In a statement to the RMC Radio, Transport Minister, Clément Beaune expressed concern that air travel often costs much less than train travel. He noted that people who pay more for travel, such as business travelers or those buying expensive airfares, are less sensitive to price – suggesting that the added costs will be passed on to those who pay higher airfares.
An existing airline tax was introduced by former French President, Jacque Chirac, in 2005, and increased to €3 for coach and €18 for business or first-class fares in 2020. The fares will be increased further as part of France’s commitment to reduce carbon emissions across all sectors by 2024. Beaune also confirmed ongoing discussions across Europe to introduce a kerosene tax, pending agreement from all member states. His expectation is that agreement would be reached in a matter of months.
Greenpeace’s report in July highlighted the disparity in cost between train travel and flying across Europe, with train travel costing up to four times as much. The study revealed that flights were cheaper on 79 out of 112 routes between major cities in 27 countries and the U.K.
Rail routes to and from the U.K. were the most expensive from Europe. In the study, researchers found that traveling by rail from Barcelona to London was 10 times more than by airplane, and 30 times more when booked on short notice.
The lack of standardization within countries has hindered the expansion of railways in Europe.Track sizes, electric voltages, and tunnel sizes vary between countries.
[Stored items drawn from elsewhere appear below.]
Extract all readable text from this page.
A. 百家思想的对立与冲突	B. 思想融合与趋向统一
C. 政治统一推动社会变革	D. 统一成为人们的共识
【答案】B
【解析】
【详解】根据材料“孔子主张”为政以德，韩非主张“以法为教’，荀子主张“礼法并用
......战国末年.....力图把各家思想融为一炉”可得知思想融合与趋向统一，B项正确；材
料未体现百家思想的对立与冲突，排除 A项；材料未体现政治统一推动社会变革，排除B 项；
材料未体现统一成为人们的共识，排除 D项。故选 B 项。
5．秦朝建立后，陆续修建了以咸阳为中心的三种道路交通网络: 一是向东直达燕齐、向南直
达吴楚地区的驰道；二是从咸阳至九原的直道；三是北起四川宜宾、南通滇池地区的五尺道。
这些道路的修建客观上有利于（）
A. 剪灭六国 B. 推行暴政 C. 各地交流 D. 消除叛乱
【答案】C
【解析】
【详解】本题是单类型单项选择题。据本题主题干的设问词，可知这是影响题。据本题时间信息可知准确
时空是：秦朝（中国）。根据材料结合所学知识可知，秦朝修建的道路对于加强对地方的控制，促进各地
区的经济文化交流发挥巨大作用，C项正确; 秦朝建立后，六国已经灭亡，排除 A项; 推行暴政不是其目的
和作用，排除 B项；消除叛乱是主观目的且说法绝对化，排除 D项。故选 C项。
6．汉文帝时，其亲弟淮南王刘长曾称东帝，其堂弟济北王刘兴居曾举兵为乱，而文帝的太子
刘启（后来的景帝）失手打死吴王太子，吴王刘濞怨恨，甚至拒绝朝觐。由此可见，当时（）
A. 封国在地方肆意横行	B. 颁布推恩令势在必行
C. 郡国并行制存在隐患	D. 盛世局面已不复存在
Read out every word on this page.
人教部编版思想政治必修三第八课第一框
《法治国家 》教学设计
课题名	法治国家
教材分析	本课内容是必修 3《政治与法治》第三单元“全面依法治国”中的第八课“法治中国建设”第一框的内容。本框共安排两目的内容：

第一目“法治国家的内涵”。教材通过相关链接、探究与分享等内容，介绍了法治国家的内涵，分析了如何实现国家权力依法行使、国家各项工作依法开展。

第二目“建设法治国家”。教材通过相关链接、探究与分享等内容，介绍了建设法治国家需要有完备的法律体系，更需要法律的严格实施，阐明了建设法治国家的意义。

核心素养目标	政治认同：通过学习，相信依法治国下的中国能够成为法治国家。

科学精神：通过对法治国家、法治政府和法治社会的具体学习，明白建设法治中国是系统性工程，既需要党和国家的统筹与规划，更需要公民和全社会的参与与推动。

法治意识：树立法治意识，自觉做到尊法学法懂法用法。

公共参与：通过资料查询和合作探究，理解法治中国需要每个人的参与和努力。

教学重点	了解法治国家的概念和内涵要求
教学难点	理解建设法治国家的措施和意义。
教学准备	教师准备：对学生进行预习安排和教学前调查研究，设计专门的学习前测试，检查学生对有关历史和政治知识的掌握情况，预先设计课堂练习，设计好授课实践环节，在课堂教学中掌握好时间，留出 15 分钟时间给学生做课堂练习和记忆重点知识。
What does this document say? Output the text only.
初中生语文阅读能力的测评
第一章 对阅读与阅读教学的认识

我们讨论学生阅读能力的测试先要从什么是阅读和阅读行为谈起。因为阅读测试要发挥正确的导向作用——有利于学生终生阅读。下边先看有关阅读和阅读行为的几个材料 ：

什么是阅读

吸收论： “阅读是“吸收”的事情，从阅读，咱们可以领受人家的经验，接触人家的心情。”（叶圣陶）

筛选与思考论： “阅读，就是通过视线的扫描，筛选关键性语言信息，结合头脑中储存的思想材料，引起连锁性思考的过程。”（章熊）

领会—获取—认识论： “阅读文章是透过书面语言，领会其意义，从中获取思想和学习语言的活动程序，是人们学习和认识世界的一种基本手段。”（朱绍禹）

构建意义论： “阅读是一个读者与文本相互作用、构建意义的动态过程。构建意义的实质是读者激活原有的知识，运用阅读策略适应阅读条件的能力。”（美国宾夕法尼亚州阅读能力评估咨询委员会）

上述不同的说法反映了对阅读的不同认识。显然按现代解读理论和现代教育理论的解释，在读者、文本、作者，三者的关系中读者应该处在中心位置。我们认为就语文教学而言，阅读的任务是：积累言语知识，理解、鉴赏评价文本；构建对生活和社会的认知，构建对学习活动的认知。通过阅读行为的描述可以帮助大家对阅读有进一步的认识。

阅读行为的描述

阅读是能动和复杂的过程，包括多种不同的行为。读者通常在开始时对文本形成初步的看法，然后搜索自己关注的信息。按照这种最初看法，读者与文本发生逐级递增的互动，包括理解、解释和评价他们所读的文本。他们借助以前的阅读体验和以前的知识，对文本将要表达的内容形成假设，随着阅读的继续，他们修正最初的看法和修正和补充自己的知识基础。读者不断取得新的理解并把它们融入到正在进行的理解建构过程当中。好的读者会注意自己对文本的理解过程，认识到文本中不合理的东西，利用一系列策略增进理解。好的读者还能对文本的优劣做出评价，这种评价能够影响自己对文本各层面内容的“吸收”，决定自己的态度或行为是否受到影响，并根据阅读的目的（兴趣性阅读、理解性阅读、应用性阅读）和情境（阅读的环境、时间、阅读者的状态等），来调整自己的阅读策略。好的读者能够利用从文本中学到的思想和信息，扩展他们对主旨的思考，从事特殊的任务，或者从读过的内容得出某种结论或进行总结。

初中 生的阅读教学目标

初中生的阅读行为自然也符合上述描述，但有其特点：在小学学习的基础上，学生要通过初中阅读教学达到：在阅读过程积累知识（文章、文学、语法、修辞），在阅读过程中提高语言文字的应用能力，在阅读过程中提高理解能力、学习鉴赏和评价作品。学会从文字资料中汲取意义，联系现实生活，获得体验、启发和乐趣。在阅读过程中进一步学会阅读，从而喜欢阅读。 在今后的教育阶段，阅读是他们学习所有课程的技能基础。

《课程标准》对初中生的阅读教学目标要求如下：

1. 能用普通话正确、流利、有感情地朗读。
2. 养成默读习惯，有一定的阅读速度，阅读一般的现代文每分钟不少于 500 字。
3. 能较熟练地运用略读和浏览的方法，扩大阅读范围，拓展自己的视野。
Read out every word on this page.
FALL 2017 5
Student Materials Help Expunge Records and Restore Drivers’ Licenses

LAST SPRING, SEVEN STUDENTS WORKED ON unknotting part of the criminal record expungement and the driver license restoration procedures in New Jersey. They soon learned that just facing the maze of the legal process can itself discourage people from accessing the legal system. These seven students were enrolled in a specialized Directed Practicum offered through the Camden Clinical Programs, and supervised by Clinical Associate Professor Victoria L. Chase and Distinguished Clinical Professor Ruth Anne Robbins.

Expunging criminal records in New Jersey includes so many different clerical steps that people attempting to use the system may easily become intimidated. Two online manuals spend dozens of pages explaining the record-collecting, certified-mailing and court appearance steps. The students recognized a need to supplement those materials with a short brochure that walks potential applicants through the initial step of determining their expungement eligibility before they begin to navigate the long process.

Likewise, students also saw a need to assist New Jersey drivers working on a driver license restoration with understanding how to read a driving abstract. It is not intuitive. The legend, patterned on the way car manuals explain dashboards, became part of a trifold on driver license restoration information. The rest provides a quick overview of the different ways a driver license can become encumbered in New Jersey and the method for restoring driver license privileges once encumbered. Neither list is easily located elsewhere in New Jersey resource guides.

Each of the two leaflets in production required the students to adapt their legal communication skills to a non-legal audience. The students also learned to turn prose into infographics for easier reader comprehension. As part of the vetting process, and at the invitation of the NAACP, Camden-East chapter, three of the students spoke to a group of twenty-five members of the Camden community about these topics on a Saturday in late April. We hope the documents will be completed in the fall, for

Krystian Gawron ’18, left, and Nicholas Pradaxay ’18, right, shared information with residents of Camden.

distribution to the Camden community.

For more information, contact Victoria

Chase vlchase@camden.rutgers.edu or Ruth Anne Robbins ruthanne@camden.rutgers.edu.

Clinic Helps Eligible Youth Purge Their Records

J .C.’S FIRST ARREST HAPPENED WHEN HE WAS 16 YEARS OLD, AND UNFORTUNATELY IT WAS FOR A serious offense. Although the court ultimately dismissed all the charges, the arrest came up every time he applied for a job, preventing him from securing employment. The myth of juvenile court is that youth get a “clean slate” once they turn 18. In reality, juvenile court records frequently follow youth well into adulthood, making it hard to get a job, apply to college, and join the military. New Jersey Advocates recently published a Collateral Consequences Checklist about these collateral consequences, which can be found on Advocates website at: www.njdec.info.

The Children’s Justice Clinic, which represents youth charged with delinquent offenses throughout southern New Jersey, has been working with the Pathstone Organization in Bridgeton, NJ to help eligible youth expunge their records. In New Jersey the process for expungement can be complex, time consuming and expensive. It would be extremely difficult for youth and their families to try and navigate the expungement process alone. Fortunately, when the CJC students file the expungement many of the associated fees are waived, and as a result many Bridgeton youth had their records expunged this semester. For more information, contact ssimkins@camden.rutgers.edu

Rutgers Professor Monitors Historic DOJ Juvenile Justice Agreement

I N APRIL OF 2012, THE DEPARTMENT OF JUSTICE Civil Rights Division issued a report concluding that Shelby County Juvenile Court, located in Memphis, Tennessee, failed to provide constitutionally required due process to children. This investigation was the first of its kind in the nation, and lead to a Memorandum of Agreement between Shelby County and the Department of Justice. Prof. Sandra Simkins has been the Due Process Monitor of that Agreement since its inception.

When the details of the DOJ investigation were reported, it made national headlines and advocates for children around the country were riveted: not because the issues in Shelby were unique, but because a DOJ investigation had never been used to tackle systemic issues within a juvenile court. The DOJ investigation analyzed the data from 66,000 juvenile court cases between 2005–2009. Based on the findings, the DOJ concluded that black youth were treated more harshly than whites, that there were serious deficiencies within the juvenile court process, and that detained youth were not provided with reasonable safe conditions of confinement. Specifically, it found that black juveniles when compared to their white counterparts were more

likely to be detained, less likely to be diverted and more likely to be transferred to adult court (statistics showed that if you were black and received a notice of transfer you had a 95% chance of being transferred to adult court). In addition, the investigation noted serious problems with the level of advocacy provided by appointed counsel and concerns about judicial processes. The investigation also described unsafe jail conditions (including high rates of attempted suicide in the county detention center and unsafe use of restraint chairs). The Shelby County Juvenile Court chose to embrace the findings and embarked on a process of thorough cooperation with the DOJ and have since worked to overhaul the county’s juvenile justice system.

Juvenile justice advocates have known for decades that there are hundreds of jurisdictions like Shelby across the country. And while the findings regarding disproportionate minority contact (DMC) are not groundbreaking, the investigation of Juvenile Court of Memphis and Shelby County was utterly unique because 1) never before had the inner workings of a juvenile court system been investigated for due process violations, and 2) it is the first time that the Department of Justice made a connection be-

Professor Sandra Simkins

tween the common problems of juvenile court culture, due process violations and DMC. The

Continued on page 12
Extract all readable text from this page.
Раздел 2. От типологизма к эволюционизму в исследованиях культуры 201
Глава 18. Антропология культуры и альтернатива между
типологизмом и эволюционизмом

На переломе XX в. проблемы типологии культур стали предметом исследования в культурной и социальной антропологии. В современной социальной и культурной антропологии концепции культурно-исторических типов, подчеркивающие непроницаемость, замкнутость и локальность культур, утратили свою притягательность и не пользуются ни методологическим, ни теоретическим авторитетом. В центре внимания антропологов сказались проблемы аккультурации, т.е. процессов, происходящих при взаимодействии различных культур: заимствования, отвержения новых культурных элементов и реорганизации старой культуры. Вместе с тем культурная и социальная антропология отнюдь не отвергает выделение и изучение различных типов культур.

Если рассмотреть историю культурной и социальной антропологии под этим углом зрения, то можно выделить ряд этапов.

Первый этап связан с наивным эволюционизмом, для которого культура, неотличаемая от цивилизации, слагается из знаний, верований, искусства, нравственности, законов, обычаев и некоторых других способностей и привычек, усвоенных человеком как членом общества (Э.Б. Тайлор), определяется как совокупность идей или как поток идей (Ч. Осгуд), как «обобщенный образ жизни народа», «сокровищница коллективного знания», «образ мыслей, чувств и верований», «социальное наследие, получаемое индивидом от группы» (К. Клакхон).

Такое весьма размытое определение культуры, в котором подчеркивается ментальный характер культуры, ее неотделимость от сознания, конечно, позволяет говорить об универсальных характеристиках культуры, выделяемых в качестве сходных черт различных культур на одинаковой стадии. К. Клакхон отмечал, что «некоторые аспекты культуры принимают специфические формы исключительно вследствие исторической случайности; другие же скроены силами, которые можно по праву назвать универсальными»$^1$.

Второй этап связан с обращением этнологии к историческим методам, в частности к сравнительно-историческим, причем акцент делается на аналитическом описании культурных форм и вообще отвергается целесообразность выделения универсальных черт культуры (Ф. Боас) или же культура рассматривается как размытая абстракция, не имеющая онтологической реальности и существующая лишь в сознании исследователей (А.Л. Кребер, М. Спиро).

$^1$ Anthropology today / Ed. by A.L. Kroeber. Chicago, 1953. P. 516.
Rail companies, however, are deploying new rolling stock than can adapt to different sized train tracks and varying heights of platforms at stations.
Spain’s national railway, Renfe, has introduced low fares to encourage rail travel, with fares as low as a €19 fare for one-way, 8-hour train journey between Marseille, France and Madrid.
In April, France legally required that plane journeys are not allowed if a rail route of under 2.5 hours exists. While the requirement is severely limited in what it can achieve, it’s widely viewed as an important first step in tackling carbon emissions.
The disparity in price between rail and air travel is attributed to lower taxes in the aviation industry. An airline flying from Paris to Barcelona, for example, pays no VAT or kerosene tax, whereas the rail company faces energy tax and passenger VAT.
“It’s not the train that’s expensive. It’s the plane that’s not expensive enough,”, said Jean-Pierre Farandou, the CEO of SNCF in 2021. “I don’t understand why airlines are exempt from any tax on kerosene. I pay taxes on my energy, on my diesel.”
Several voices have welcomed France’s plans, like Jo Dardenne of Transport and Environment (T&E), who hopes it can go further. If all of the aviation industry’s tax exemptions were removed across Europe, it would have raised €34.2 billion.
The airline industry has voiced its concerns about the proposal. “France already imposes some of the EU’s steepest flight taxes. Hiking them further will not guarantee more funding for the decarbonisation of aviation or further rail investments.”, Airlines for Europe, the largest EU airline association, said in a statement to Euronews Green.
Cross-border rail travel in Europe faces issues like lack of cooperation between national train companies. This can quickly increase the cost of rail travel to passengers who travel using different rail companies that don’t have a ticketing agreement. This is particularly problematic if a rail traveler misses a connection due to a late arriving train. The passenger is not entitled to another train ticket for a missed connection.
There is also no centralized booking website like Expedia or Skyscanner, making it more difficult to book a cross-border rail trip, as well as find the best deals.
Efforts to equalize train and plane ticket costs are in progress, with the European Commission working on an impending ‘Regulation on Multimodal Digital Mobility Services’ to improve the process of booking tickets across rail, bus and air. The European Commission is also reevaluating its energy tax policies, with plans to introduce a tax on kerosene, and make greener fuels cheaper.